I don't see that this very cautious way of defining the term creates any
new meaning for causation. The real test of what is meant comes when you
ask how a supposed cause of behavior is to be used in practice. If the
purpose of psychology is, as Skinner has (and many others have) put it, the
"prediction and control" of behavior, then a cause, however hesitantly
defined, is still going to be used to make predictions and achieve control.
In other words, once you know what DV is caused by the IV (however you
define that), you will either use that IV in the future as a way of
predicting behavior, or by manipulating the IV you will use it in the
attempt to control behavior. What else is there to do with it?

The success of predictions and control naturally depend on how reliable a
cause the IV is. Psychologists are used to predictions with large errors,
and control that works only as a suggestion of influence. Some seem to
think that this absolves them of criticisms that they want to be dictators
-- after all, they say, we can't really _make_ people do anything. But
isn't that only because they haven't found the _real_ IVs, which _always_
have reliable effects? If they were better able to predict and control,
wouldn't they do so?

So I don't think there's really any difference between a physicist's
concept of causation and that of a psychologist. The careful definitions
you offer simply reflect the different degrees of success at prediction and
control that we find between physics and psychology. The difference is
between "weak causation" and "strong causation."

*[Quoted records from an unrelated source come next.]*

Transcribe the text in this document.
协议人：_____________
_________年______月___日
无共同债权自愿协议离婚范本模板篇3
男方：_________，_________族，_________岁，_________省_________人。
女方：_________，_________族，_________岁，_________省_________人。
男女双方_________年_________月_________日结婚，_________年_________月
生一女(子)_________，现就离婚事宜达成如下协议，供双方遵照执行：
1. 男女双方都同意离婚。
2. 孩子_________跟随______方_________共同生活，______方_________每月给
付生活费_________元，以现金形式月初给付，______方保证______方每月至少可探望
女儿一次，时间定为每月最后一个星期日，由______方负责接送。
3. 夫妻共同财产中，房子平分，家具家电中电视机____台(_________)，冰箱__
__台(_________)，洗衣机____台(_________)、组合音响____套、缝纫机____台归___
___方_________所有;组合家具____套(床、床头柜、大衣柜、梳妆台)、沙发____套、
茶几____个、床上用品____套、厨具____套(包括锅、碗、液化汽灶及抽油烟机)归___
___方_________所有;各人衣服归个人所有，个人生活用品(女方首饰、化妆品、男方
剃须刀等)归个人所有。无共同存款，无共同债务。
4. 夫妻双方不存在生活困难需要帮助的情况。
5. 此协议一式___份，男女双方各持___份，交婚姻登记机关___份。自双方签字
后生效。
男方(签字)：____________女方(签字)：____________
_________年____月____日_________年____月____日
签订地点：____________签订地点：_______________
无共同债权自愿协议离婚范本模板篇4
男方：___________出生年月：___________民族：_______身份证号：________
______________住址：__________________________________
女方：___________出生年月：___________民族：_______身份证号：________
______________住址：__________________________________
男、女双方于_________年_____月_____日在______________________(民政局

My remarks on this subject have amounted to saying that I'm interested only
in strong causation, like the effect of the positions of the two ends of
the rubber bands on the position of the knot. This is the kind of causation
I think we need in order to build a science of behavior. Weak causation
simply allows for too many alternative explanations, and gives subjective
interpretations too much influence. Strong causation, while probably harder
to find and prove, is much less subject to uncertainty, wishful thinking,
and the effects of belief.

Best,

Bill P.

[From Bruce Abbott (971206.0100 EST)]

Bruce Gregory (971205.2020 EST) --

Hume also pointed out that there is no logical justification for scientific
induction, although as he also noted, it seems to work much of the time,
which is justification enough.

If you can dismiss Hume so easily what chance would I have?

I agree with Hume's assessment. Since when is that called "dismissal"?